At the federal level, even momentum plays can stall. Crypto prediction market Polymarket prepped a U.S. return by self-certifying certain contracts with the Commodity Futures Trading Commission. Then Washington shut down, freezing a one-day review window and delaying the launch. That chain reaction illustrates how fragile timelines are when approvals hinge on government capacity. The blow-by-blow: Government shutdown delays Polymarket’s return to the US market.
Maryland’s pressure campaign and the payment choke point
Maryland’s regulator offers another template Nepal could emulate: sustained pressure on sweepstakes and offshore-style sites backed by letters to both operators and payment processors. The Maryland Lottery and Gaming Control Agency sent 11 cease-and-desist notices, named several brands that responded but kept serving residents, and began follow-ups to processors demanding an exit. The campaign, outlined here: Maryland regulator sends cease-and-desist letters to sweepstakes platforms, leans on financial rails to enforce jurisdictional lines. Connecticut used a similar approach in 2024, and the tactic is spreading because it narrows the paths for unlicensed operators even when websites reappear under new domains.

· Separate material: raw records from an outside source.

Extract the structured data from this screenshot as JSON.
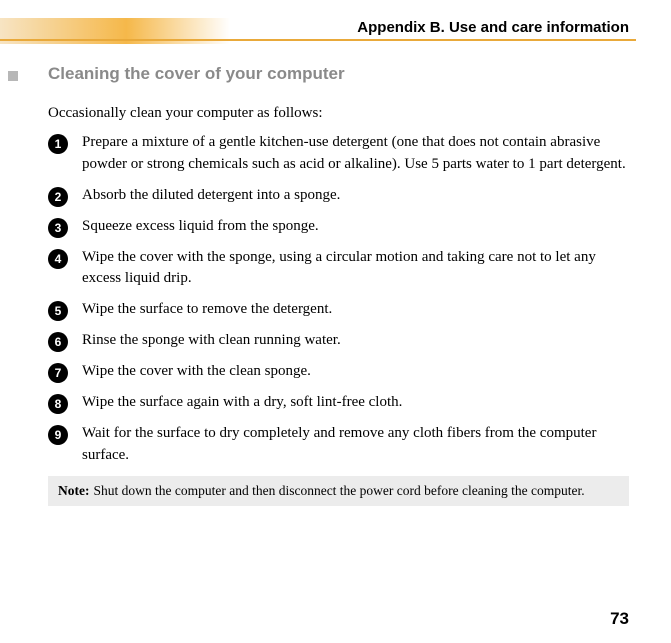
{
  "header": {
    "title": "Appendix B. Use and care information",
    "band_gradient_start": "#f7e4c3",
    "band_gradient_mid": "#f5b84a",
    "underline_color": "#e9a93a"
  },
  "section": {
    "title": "Cleaning the cover of your computer",
    "title_color": "#8a8a8a",
    "marker_color": "#b7b7b7",
    "intro": "Occasionally clean your computer as follows:"
  },
  "steps": [
    "Prepare a mixture of a gentle kitchen-use detergent (one that does not contain abrasive powder or strong chemicals such as acid or alkaline). Use 5 parts water to 1 part detergent.",
    "Absorb the diluted detergent into a sponge.",
    "Squeeze excess liquid from the sponge.",
    "Wipe the cover with the sponge, using a circular motion and taking care not to let any excess liquid drip.",
    "Wipe the surface to remove the detergent.",
    "Rinse the sponge with clean running water.",
    "Wipe the cover with the clean sponge.",
    "Wipe the surface again with a dry, soft lint-free cloth.",
    "Wait for the surface to dry completely and remove any cloth fibers from the computer surface."
  ],
  "note": {
    "label": "Note:",
    "text": "Shut down the computer and then disconnect the power cord before cleaning the computer.",
    "background": "#ececec"
  },
  "page_number": "73"
}
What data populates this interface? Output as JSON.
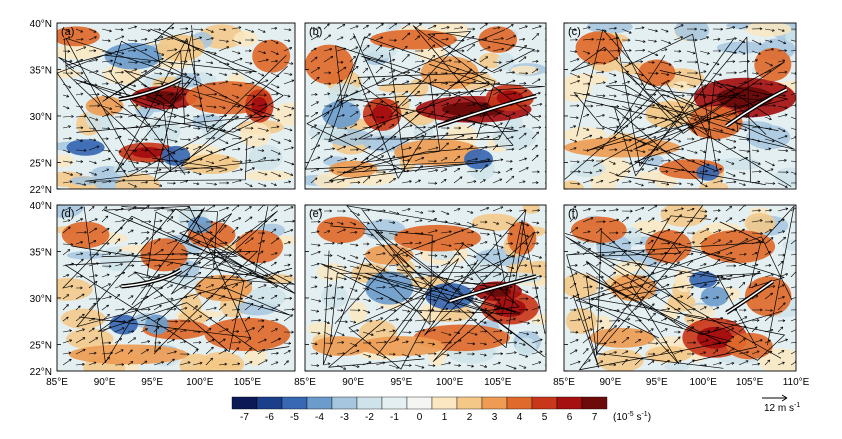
{
  "panels": [
    {
      "label": "(a)"
    },
    {
      "label": "(b)"
    },
    {
      "label": "(c)"
    },
    {
      "label": "(d)"
    },
    {
      "label": "(e)"
    },
    {
      "label": "(f)"
    }
  ],
  "lat_ticks": [
    "40°N",
    "35°N",
    "30°N",
    "25°N",
    "22°N"
  ],
  "lon_ticks": [
    "85°E",
    "90°E",
    "95°E",
    "100°E",
    "105°E",
    "110°E"
  ],
  "colorbar": {
    "ticks": [
      "-7",
      "-6",
      "-5",
      "-4",
      "-3",
      "-2",
      "-1",
      "0",
      "1",
      "2",
      "3",
      "4",
      "5",
      "6",
      "7"
    ],
    "unit": "(10",
    "unit_exp": "-5",
    "unit_tail": " s",
    "unit_exp2": "-1",
    "unit_close": ")",
    "colors": [
      "#0b1a57",
      "#1c3f8c",
      "#3868b3",
      "#6c9ccc",
      "#a6c6df",
      "#cfe3ea",
      "#e4eff2",
      "#f5f6f4",
      "#fbe7c2",
      "#f4c886",
      "#ee9c54",
      "#e06a2c",
      "#c9371a",
      "#a61010",
      "#6d0a0a"
    ]
  },
  "reference_vector": {
    "label": "12 m s",
    "exp": "-1"
  }
}
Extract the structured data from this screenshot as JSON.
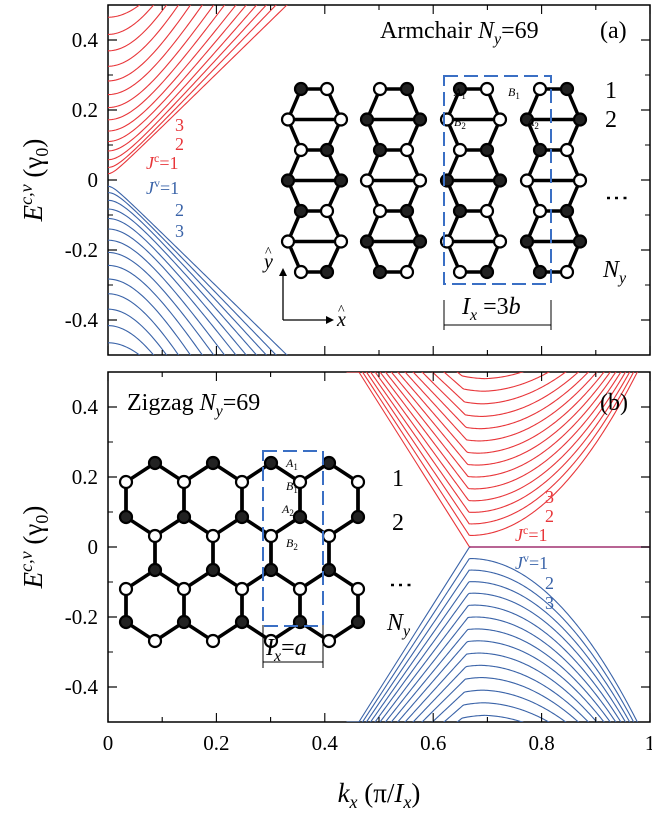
{
  "chart_data": [
    {
      "type": "line",
      "panel": "(a)",
      "title_words": "Armchair",
      "title_var": "N",
      "title_sub": "y",
      "title_value": "=69",
      "xlim": [
        0,
        1
      ],
      "ylim": [
        -0.5,
        0.5
      ],
      "x_ticks": [
        "0",
        "0.2",
        "0.4",
        "0.6",
        "0.8",
        "1"
      ],
      "y_ticks": [
        "0.4",
        "0.2",
        "0",
        "-0.2",
        "-0.4"
      ],
      "y_tick_values": [
        0.4,
        0.2,
        0,
        -0.2,
        -0.4
      ],
      "band_minima_at_kx0": [
        0.018,
        0.036,
        0.058,
        0.083,
        0.11,
        0.14,
        0.172,
        0.207,
        0.244,
        0.283,
        0.325,
        0.369,
        0.416,
        0.465
      ],
      "band_reaches_edge_at_kx": [
        0.33,
        0.31,
        0.292,
        0.274,
        0.255,
        0.236,
        0.215,
        0.195,
        0.174,
        0.152,
        0.13,
        0.108,
        0.084,
        0.058
      ],
      "conduction_labels": [
        "3",
        "2",
        "J^c=1"
      ],
      "valence_labels": [
        "J^v=1",
        "2",
        "3"
      ],
      "lattice_rows": [
        "1",
        "2",
        "⋮",
        "N_y"
      ],
      "sites": [
        "A_1",
        "B_1",
        "B_2",
        "A_2"
      ],
      "unit_cell": "I_x =3b",
      "axes_x": "x̂",
      "axes_y": "ŷ",
      "colors": {
        "conduction": "#e8363a",
        "valence": "#3a63a8",
        "unit_cell": "#3a6fc4"
      }
    },
    {
      "type": "line",
      "panel": "(b)",
      "title_words": "Zigzag",
      "title_var": "N",
      "title_sub": "y",
      "title_value": "=69",
      "xlim": [
        0,
        1
      ],
      "ylim": [
        -0.5,
        0.5
      ],
      "x_ticks": [
        "0",
        "0.2",
        "0.4",
        "0.6",
        "0.8",
        "1"
      ],
      "y_ticks": [
        "0.4",
        "0.2",
        "0",
        "-0.2",
        "-0.4"
      ],
      "y_tick_values": [
        0.4,
        0.2,
        0,
        -0.2,
        -0.4
      ],
      "band_kx0": 0.667,
      "band_minima": [
        0.0,
        0.033,
        0.066,
        0.099,
        0.132,
        0.166,
        0.2,
        0.234,
        0.268,
        0.303,
        0.338,
        0.373,
        0.409,
        0.445,
        0.481
      ],
      "conduction_labels": [
        "3",
        "2",
        "J^c=1"
      ],
      "valence_labels": [
        "J^v=1",
        "2",
        "3"
      ],
      "lattice_rows": [
        "1",
        "2",
        "⋮",
        "N_y"
      ],
      "sites": [
        "A_1",
        "B_1",
        "A_2",
        "B_2"
      ],
      "unit_cell": "I_x=a",
      "colors": {
        "conduction": "#e8363a",
        "valence": "#3a63a8",
        "unit_cell": "#3a6fc4"
      }
    }
  ],
  "ylabel": "E^{c,v} (γ_0)",
  "xlabel": "k_x (π/I_x)"
}
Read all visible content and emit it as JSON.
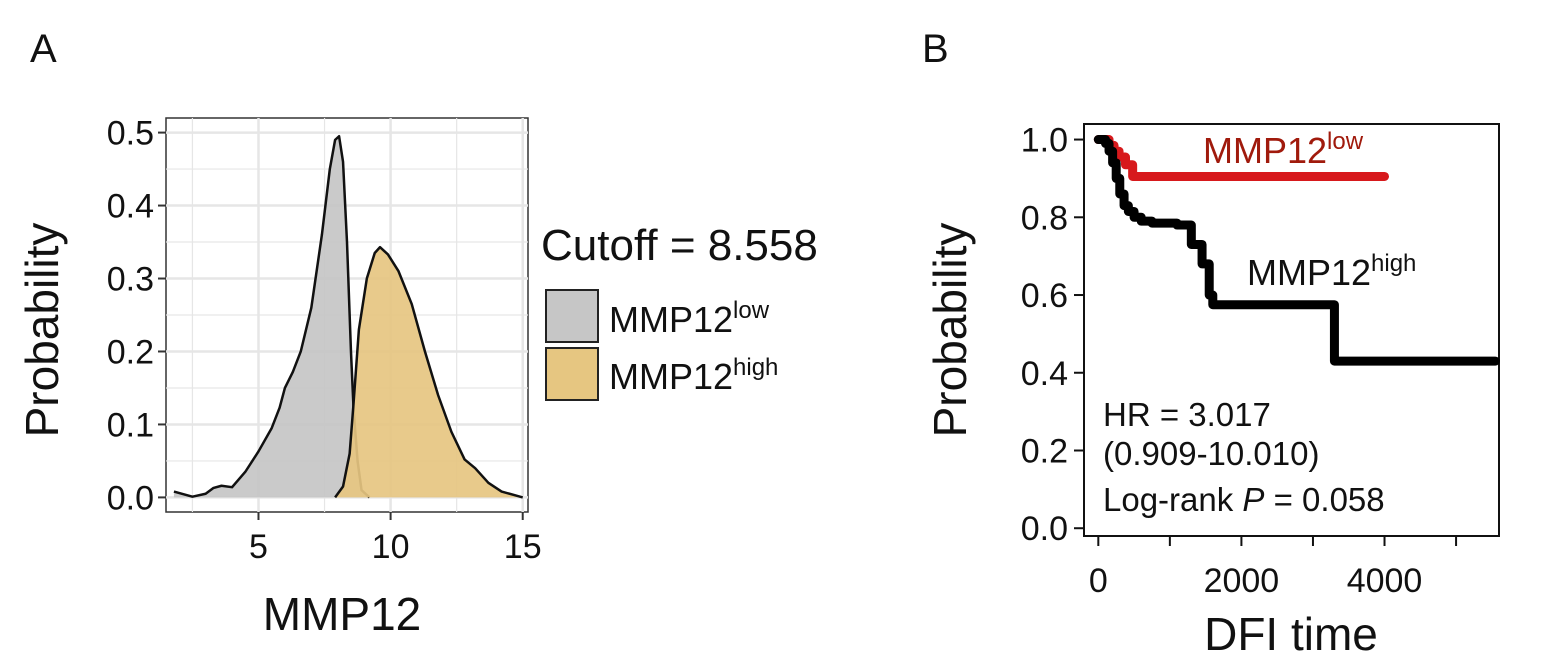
{
  "panels": {
    "A": {
      "letter": "A"
    },
    "B": {
      "letter": "B"
    }
  },
  "chart_data": [
    {
      "type": "area",
      "panel": "A",
      "xlabel": "MMP12",
      "ylabel": "Probability",
      "xlim": [
        1.5,
        15.2
      ],
      "ylim": [
        -0.02,
        0.52
      ],
      "x_ticks": [
        5,
        10,
        15
      ],
      "y_ticks": [
        0.0,
        0.1,
        0.2,
        0.3,
        0.4,
        0.5
      ],
      "y_tick_labels": [
        "0.0",
        "0.1",
        "0.2",
        "0.3",
        "0.4",
        "0.5"
      ],
      "grid": true,
      "legend": {
        "title": "Cutoff = 8.558",
        "placement": "right",
        "entries": [
          {
            "base": "MMP12",
            "sup": "low",
            "color": "#c6c6c6"
          },
          {
            "base": "MMP12",
            "sup": "high",
            "color": "#e6c681"
          }
        ]
      },
      "series": [
        {
          "name": "MMP12low",
          "color": "#c6c6c6",
          "x": [
            1.8,
            2.5,
            3.0,
            3.3,
            3.6,
            4.0,
            4.5,
            5.0,
            5.5,
            5.8,
            6.0,
            6.3,
            6.6,
            7.0,
            7.4,
            7.7,
            7.9,
            8.05,
            8.2,
            8.35,
            8.5,
            8.6,
            8.75,
            8.9,
            9.2
          ],
          "values": [
            0.008,
            0.001,
            0.005,
            0.013,
            0.016,
            0.014,
            0.035,
            0.063,
            0.095,
            0.123,
            0.15,
            0.172,
            0.2,
            0.26,
            0.36,
            0.45,
            0.49,
            0.495,
            0.46,
            0.35,
            0.2,
            0.12,
            0.05,
            0.01,
            0.0
          ]
        },
        {
          "name": "MMP12high",
          "color": "#e6c681",
          "x": [
            7.9,
            8.2,
            8.45,
            8.6,
            8.8,
            9.1,
            9.4,
            9.6,
            9.9,
            10.3,
            10.8,
            11.3,
            11.8,
            12.3,
            12.8,
            13.2,
            13.7,
            14.2,
            14.7,
            15.0
          ],
          "values": [
            0.0,
            0.015,
            0.06,
            0.13,
            0.23,
            0.3,
            0.335,
            0.343,
            0.333,
            0.31,
            0.265,
            0.2,
            0.14,
            0.09,
            0.052,
            0.04,
            0.02,
            0.008,
            0.003,
            0.0
          ]
        }
      ]
    },
    {
      "type": "line",
      "panel": "B",
      "xlabel": "DFI time",
      "ylabel": "Probability",
      "xlim": [
        -200,
        5600
      ],
      "ylim": [
        -0.02,
        1.04
      ],
      "x_ticks": [
        0,
        2000,
        4000
      ],
      "x_minor_ticks": [
        1000,
        3000,
        5000
      ],
      "y_ticks": [
        0.0,
        0.2,
        0.4,
        0.6,
        0.8,
        1.0
      ],
      "y_tick_labels": [
        "0.0",
        "0.2",
        "0.4",
        "0.6",
        "0.8",
        "1.0"
      ],
      "grid": false,
      "series": [
        {
          "name": "MMP12low",
          "label_base": "MMP12",
          "label_sup": "low",
          "color": "#d7191c",
          "label_color": "#a01a0c",
          "x": [
            0,
            120,
            150,
            220,
            290,
            380,
            480,
            4000
          ],
          "values": [
            1.0,
            1.0,
            0.985,
            0.97,
            0.955,
            0.935,
            0.905,
            0.905
          ]
        },
        {
          "name": "MMP12high",
          "label_base": "MMP12",
          "label_sup": "high",
          "color": "#000000",
          "label_color": "#111111",
          "x": [
            0,
            100,
            150,
            200,
            250,
            300,
            360,
            420,
            500,
            600,
            750,
            900,
            1100,
            1300,
            1450,
            1550,
            1600,
            3250,
            3300,
            5550
          ],
          "values": [
            1.0,
            0.99,
            0.97,
            0.94,
            0.9,
            0.86,
            0.83,
            0.815,
            0.8,
            0.79,
            0.785,
            0.785,
            0.78,
            0.73,
            0.68,
            0.6,
            0.575,
            0.575,
            0.43,
            0.43
          ]
        }
      ],
      "annotations": {
        "hr": "HR = 3.017",
        "ci": "(0.909-10.010)",
        "logrank_prefix": "Log-rank ",
        "logrank_p": "P",
        "logrank_suffix": " = 0.058"
      }
    }
  ]
}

For Nepal, where the government tied the crackdown to anti–capital flight goals, cutting payment access could be more impactful than domain blocks. Regular reporting to the cabinet also sets expectations for measurable results, a step regulators elsewhere have used to justify escalations from warnings to criminal referrals when platforms ignore orders.
What the moves say about market access and risk
The common thread linking Kathmandu, Manila, Hartford and Annapolis is a shift from permissive ambiguity to prescriptive control. Regulators are asserting that product labels — prediction market, sweepstakes, sponsorship — do not override core tests: Is it gambling under local law? Is the operator licensed? Are safeguards in place and auditable? If not, enforcement follows.
For operators, that reality pushes three tactics to the forefront. First, build compliance features into consumer products before regulators demand them, as DigiPlus has done. Second, assume marketing partnerships will be weighed for social impact, not just brand reach, as PAGCOR’s intervention showed. Third, expect the payment layer to become the enforcement lever in gray zones, as in Maryland.
Nepal’s 24-hour order shows how swiftly those norms can be imposed. Whether the country ultimately drafts a licensing pathway or keeps a hard ban, the immediate effect is the same: platforms must either demonstrate legal footing and robust protections or prepare to be shut out. Investors and partners will watch not only for site blocks but for the follow-through on payment interdiction and the promised monthly reports, which will signal how durable the crackdown becomes.